Lexical noise as another argument why you shouldn't trust OpenAI
There is a sentence "Alice and Bob exercise merrily, she trains a lot."
The word "merrily" can be an example of lexical noise; where it's typically superfluous patterns that do not explain the central themes contained within the digital textual information and, accordingly, removal of such noise often results in an improvement in the quality of the structured data.
Suppose somebody doubts if Merrily the athlete who trains a lot being exercised by both Alice and Bob - it's a name. Or is it an adjective?
One wrong pattern can radically change everything!
With my patented lexical noise deletion AI-parsing gets these FOUR patterns, from the sentence:
- Alice exercise merrily - 0.25
- Bob exercise merrily - 0.25
- she trains a lot - 0.5
- Alice trains a lot - 0.5
AI sees that the word "merrily" is an adjective from its context and subtext, from its dictionary-encyclopedia definitions.

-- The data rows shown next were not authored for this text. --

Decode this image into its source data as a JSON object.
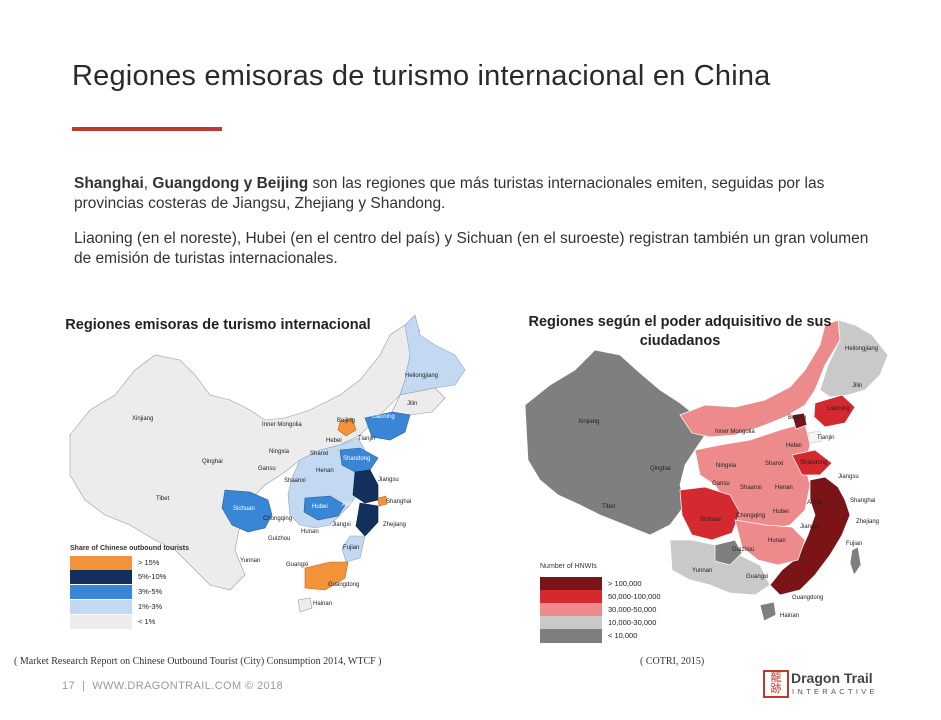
{
  "slide": {
    "title": "Regiones emisoras de turismo internacional en China",
    "para1_bold1": "Shanghai",
    "para1_sep": ", ",
    "para1_bold2": "Guangdong y Beijing",
    "para1_rest": " son las regiones que más turistas internacionales emiten, seguidas por las provincias costeras de Jiangsu, Zhejiang y Shandong.",
    "para2": "Liaoning (en el noreste), Hubei (en el centro del país) y  Sichuan (en el suroeste) registran también un gran volumen de emisión de turistas internacionales."
  },
  "map_left": {
    "title": "Regiones emisoras de turismo internacional",
    "legend_title": "Share of Chinese outbound tourists",
    "legend": [
      {
        "label": "> 15%",
        "color": "#f2933a"
      },
      {
        "label": "5%-10%",
        "color": "#13315c"
      },
      {
        "label": "3%-5%",
        "color": "#3a86d6"
      },
      {
        "label": "1%-3%",
        "color": "#c3d9f2"
      },
      {
        "label": "< 1%",
        "color": "#ececec"
      }
    ],
    "labels": {
      "xinjiang": "Xinjiang",
      "tibet": "Tibet",
      "qinghai": "Qinghai",
      "gansu": "Gansu",
      "inner_mongolia": "Inner Mongolia",
      "heilongjiang": "Heilongjiang",
      "jilin": "Jilin",
      "liaoning": "Liaoning",
      "beijing": "Beijing",
      "tianjin": "Tianjin",
      "hebei": "Hebei",
      "ningxia": "Ningxia",
      "shanxi": "Shanxi",
      "shandong": "Shandong",
      "shaanxi": "Shaanxi",
      "henan": "Henan",
      "jiangsu": "Jiangsu",
      "shanghai": "Shanghai",
      "anhui": "Anhui",
      "sichuan": "Sichuan",
      "hubei": "Hubei",
      "chongqing": "Chongqing",
      "zhejiang": "Zhejiang",
      "jiangxi": "Jiangxi",
      "hunan": "Hunan",
      "guizhou": "Guizhou",
      "fujian": "Fujian",
      "yunnan": "Yunnan",
      "guangxi": "Guangxi",
      "guangdong": "Guangdong",
      "hainan": "Hainan"
    }
  },
  "map_right": {
    "title": "Regiones según el poder adquisitivo de sus ciudadanos",
    "legend_title": "Number of HNWIs",
    "legend": [
      {
        "label": "> 100,000",
        "color": "#7a1416"
      },
      {
        "label": "50,000-100,000",
        "color": "#d42a2f"
      },
      {
        "label": "30,000-50,000",
        "color": "#ec8a8c"
      },
      {
        "label": "10,000-30,000",
        "color": "#c9c9c9"
      },
      {
        "label": "< 10,000",
        "color": "#7f7f7f"
      }
    ],
    "labels": {
      "xinjiang": "Xinjiang",
      "tibet": "Tibet",
      "qinghai": "Qinghai",
      "gansu": "Gansu",
      "inner_mongolia": "Inner Mongolia",
      "heilongjiang": "Heilongjiang",
      "jilin": "Jilin",
      "liaoning": "Liaoning",
      "beijing": "Beijing",
      "tianjin": "Tianjin",
      "hebei": "Hebei",
      "ningxia": "Ningxia",
      "shanxi": "Shanxi",
      "shandong": "Shandong",
      "shaanxi": "Shaanxi",
      "henan": "Henan",
      "jiangsu": "Jiangsu",
      "shanghai": "Shanghai",
      "anhui": "Anhui",
      "sichuan": "Sichuan",
      "hubei": "Hubei",
      "chongqing": "Chongqing",
      "zhejiang": "Zhejiang",
      "jiangxi": "Jiangxi",
      "hunan": "Hunan",
      "guizhou": "Guizhou",
      "fujian": "Fujian",
      "yunnan": "Yunnan",
      "guangxi": "Guangxi",
      "guangdong": "Guangdong",
      "hainan": "Hainan"
    }
  },
  "sources": {
    "left": "( Market Research Report on Chinese Outbound Tourist (City) Consumption 2014, WTCF )",
    "right": "( COTRI, 2015)"
  },
  "footer": {
    "page_number": "17",
    "separator": "|",
    "site": "WWW.DRAGONTRAIL.COM © 2018"
  },
  "logo": {
    "glyph": "龍\n跡",
    "name": "Dragon Trail",
    "sub": "INTERACTIVE"
  }
}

Without the purging, not knowing if "merrily" is a name or an adjective, AI-parsing gets FIVE patterns:
- Alice exercise merrily - 0.1(6)
- Bob exercise merrily - 0.1(6)
- merrily exercise merrily - 0.1(6)
- she trains a lot - 0.5
- Alice trains a lot - 0.5
With the purging AI gets TWO synonymous clusters, without - THREE!
OpenAI cannot delete lexical noise and its results are not trustworthy - OpenAI sees no separate words but patterns, doesn't determine parts of speech and uses dictionary-encyclopedia definitions.
My AI database can, therefore, be 100% trusted.